Terrible priorities coupled with fantasy math. Call it voodoo is probably an insult to voodoo.
* – not that it really matters, but in principle I’m not against phasing out such tax deductions (I think the mtg interest deduction may do more harm than good), but that would have to be part of a plan that wasn’t designed to make the middle class pay more and the rich pay less. The bottom ~80% of the country is already struggling. The top ~5% (particularly 1%) are doing great. In that context – context is key! – it makes no sense to cut taxes at the top, again, while increasing taxes at the bottom/middle. Unless, of course, you’re a Randian ideologue.
@Rob in CT:
Yes, and of course many of the numbers to make it “work” were just “supplied:”
The most egregious thing here is the “supplied” growth numbers. It isn’t about self control, or reserve, or testing your own hypothesis, you simply supply growth numbers based on your faith in the cuts, and use those.
Mitt’s proposal is even more a pig in a poke.
Gingrich has supplied the campaign message: Do Not Trust CBO or State Department
Which means the election comes down to how many solid partisans there are, people who will reject CBO accounting, and just take it on faith.
Oh oh. David Stockman has a lot of cred:
Paul Ryan’s Fairy-Tale Budget Plan
Excellent, thank you. More from Stockman:
Ryan has picked up on the Romney campaigns
distortionlie about what Obama said…”you didn’t build that”…but Ryan fails to mention that he is heir to a family fortune built on Government work.Ryan Incorporated Southern…just one subsidiary of the family business…states on its Web site;
Ryan Incorporated Central…another subsidiary…has had at least 22 defense contracts with the federal government since 1996 including one worth $5.6 million.
So much for individualism and not relying on the Government.
rob:
Here’s the main problem Gecko/Galt are trying to solve: the poor aren’t poor enough and the rich aren’t rich enough. All their plans and positions lead back to this underlying philosophy.

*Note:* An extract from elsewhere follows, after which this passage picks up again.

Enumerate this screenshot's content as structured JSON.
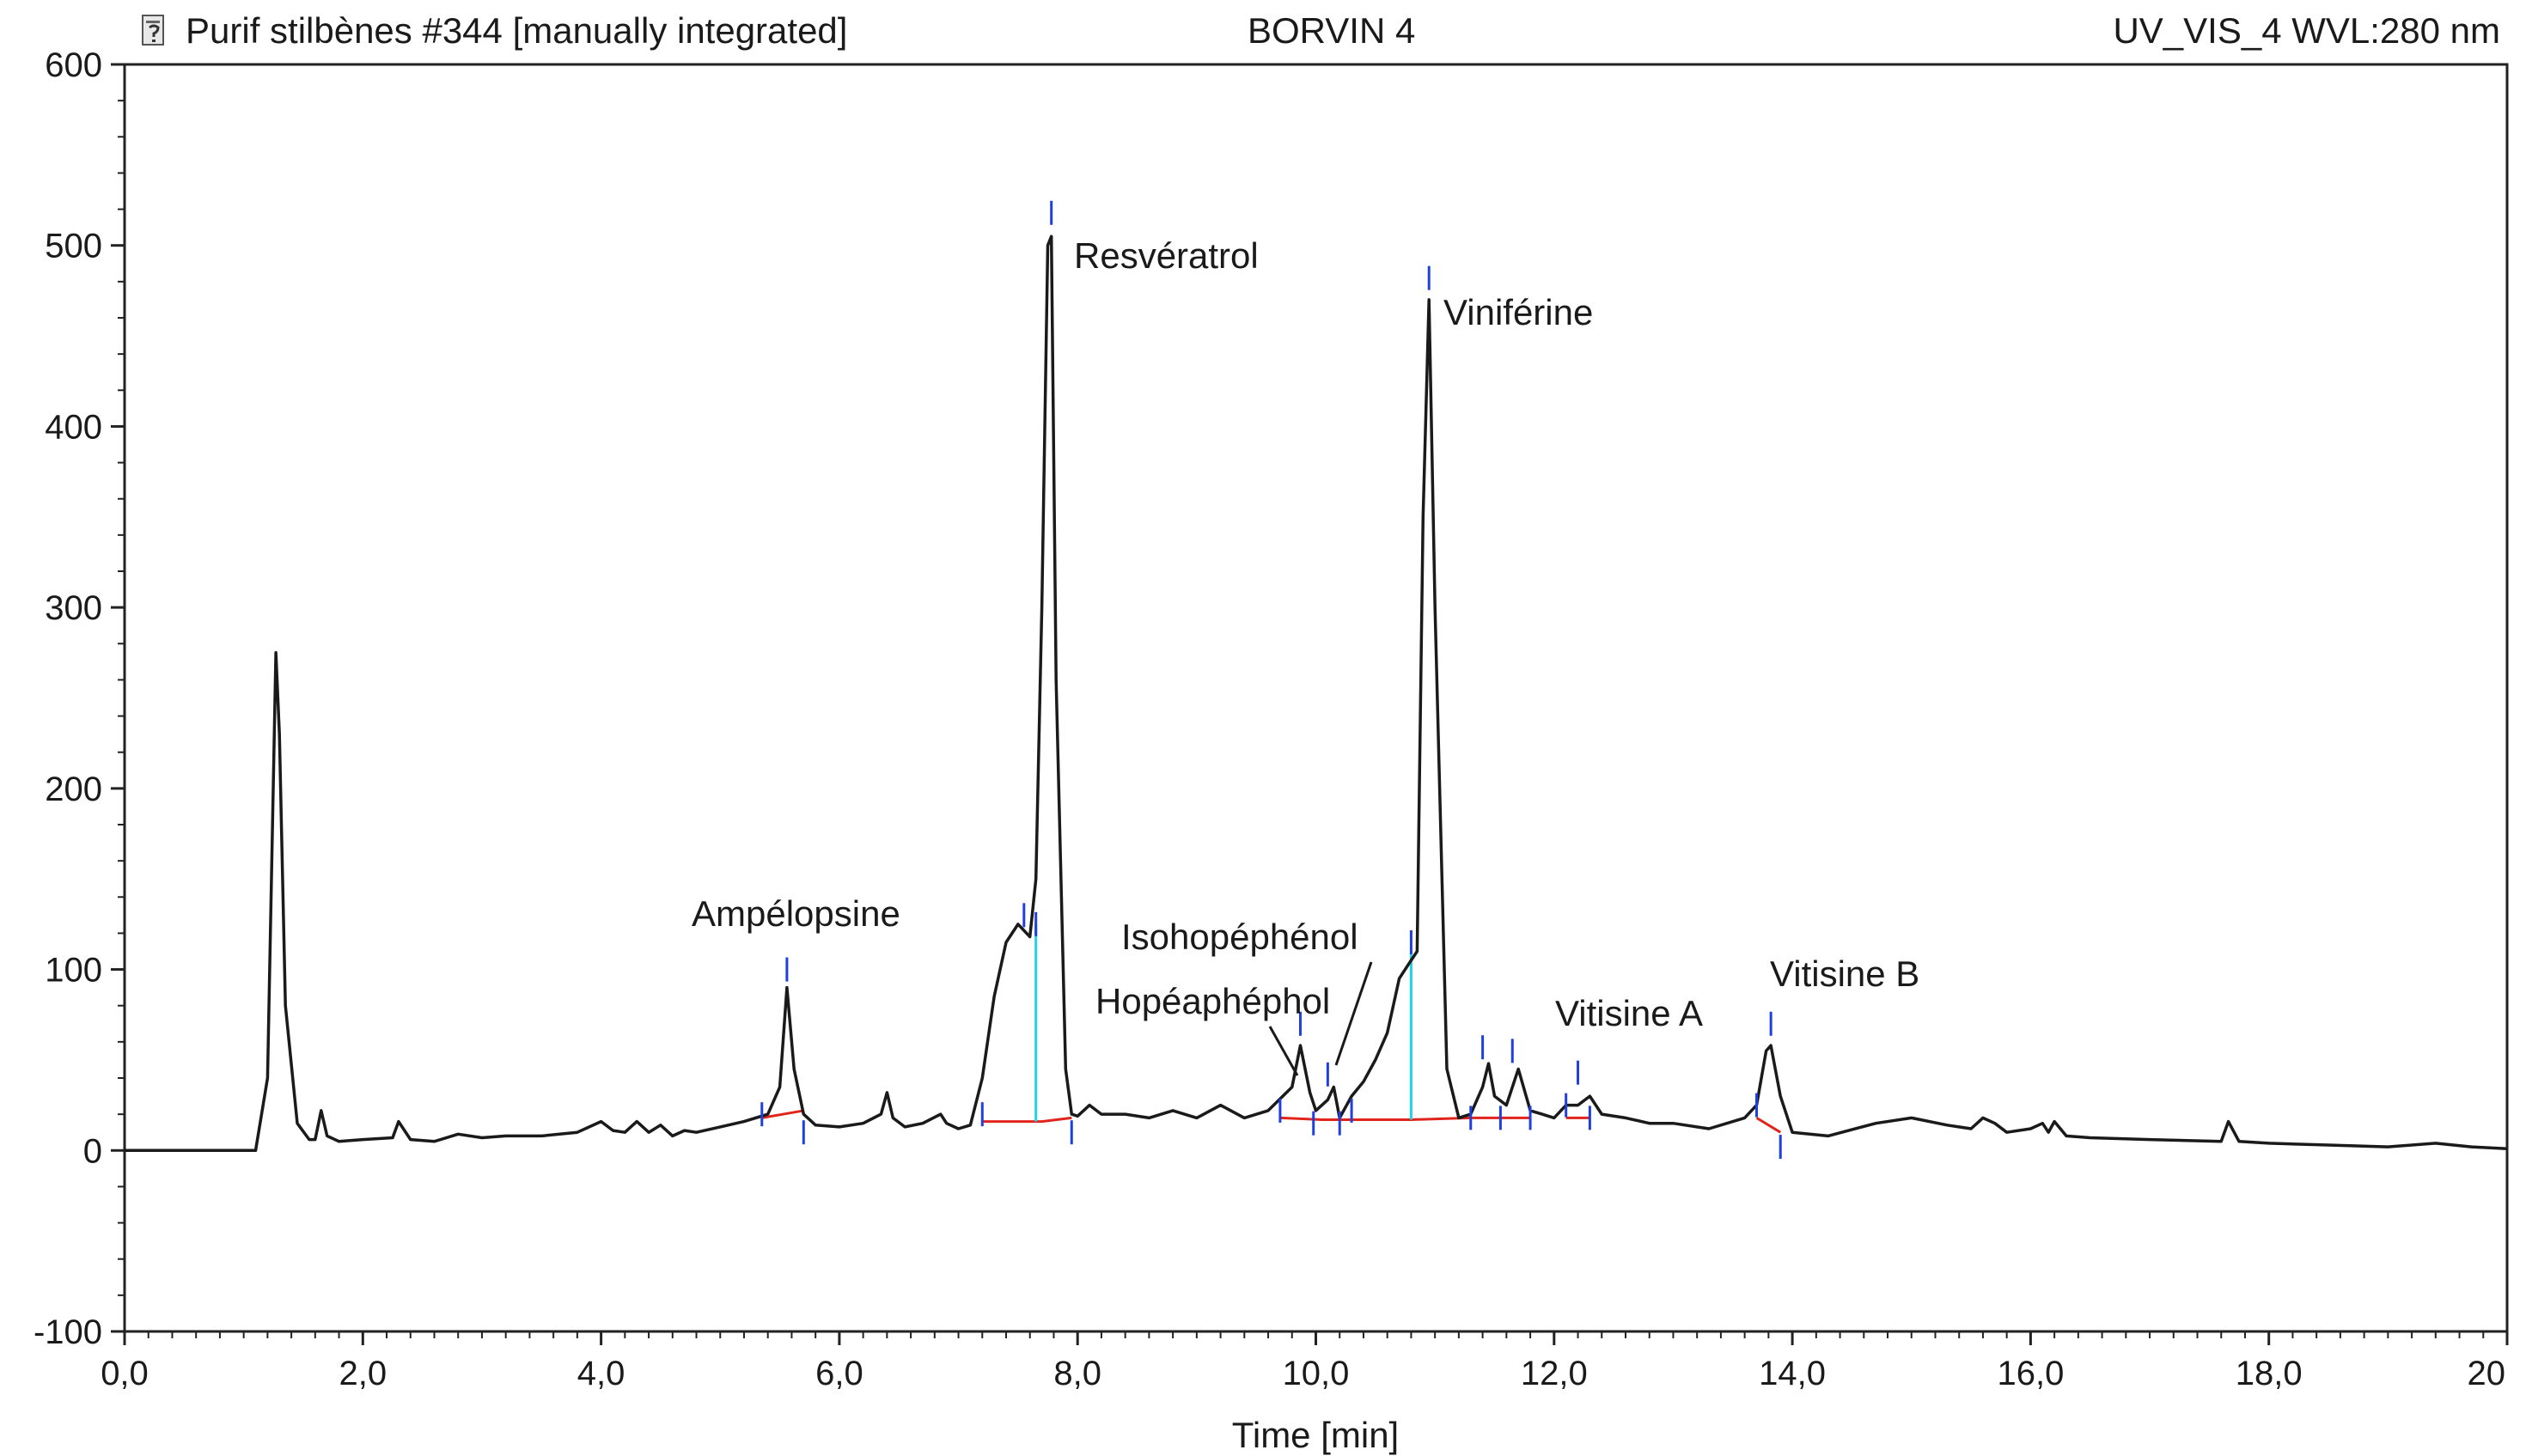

There are so many problems with the posting but I would only address the principal one: E-.B fixes a problem that barely requires fixing (SSA) and ignores a problem that does require addressing (SSA)- does sound like a Republican plan and good to see JJ drinking the kool-aid.
In addition to making a family fortune off Government work, The Boston Globe today reports that;
http://bostonglobe.com/news/politics/2012/08/13/paul-ryan-district-supported-energy-funds-while-decrying-stimulus-program/qkXIN2eHgyt4yyBSH81WEJ/story.html
This is supposed to be a man of principle???
@C. Clavin:
Amazing. So the Ayn Rand disciple had a family fortune built on government contracts, grew up in a town that benefited from government contracts, went to college on Social Security benefits, and has been on the Government payroll for most of his adult life . Who knew that Ayn Rand was all about being a creature of federal government: but then, she relied on Social Security benefits at the end of her life anyway.
What’s clear is that already the story is developing that Ryan is a gigantic fraud and hypocrite and Team Obama has hardly opened fire yet. Its going to be a bumpy ride for RR, Inc.
@Rob in CT:
As Kevin Drum puts it, “Cut taxes on the rich, cut spending on the poor. Everything else is just window dressing.”
That’s the plan.
@stonetools:
Ryan is a kind of fiscal and budgetary tele-evangelist.
Much like Michele Bachmann, Paul Ryan is almost entirely a creature of the federal government.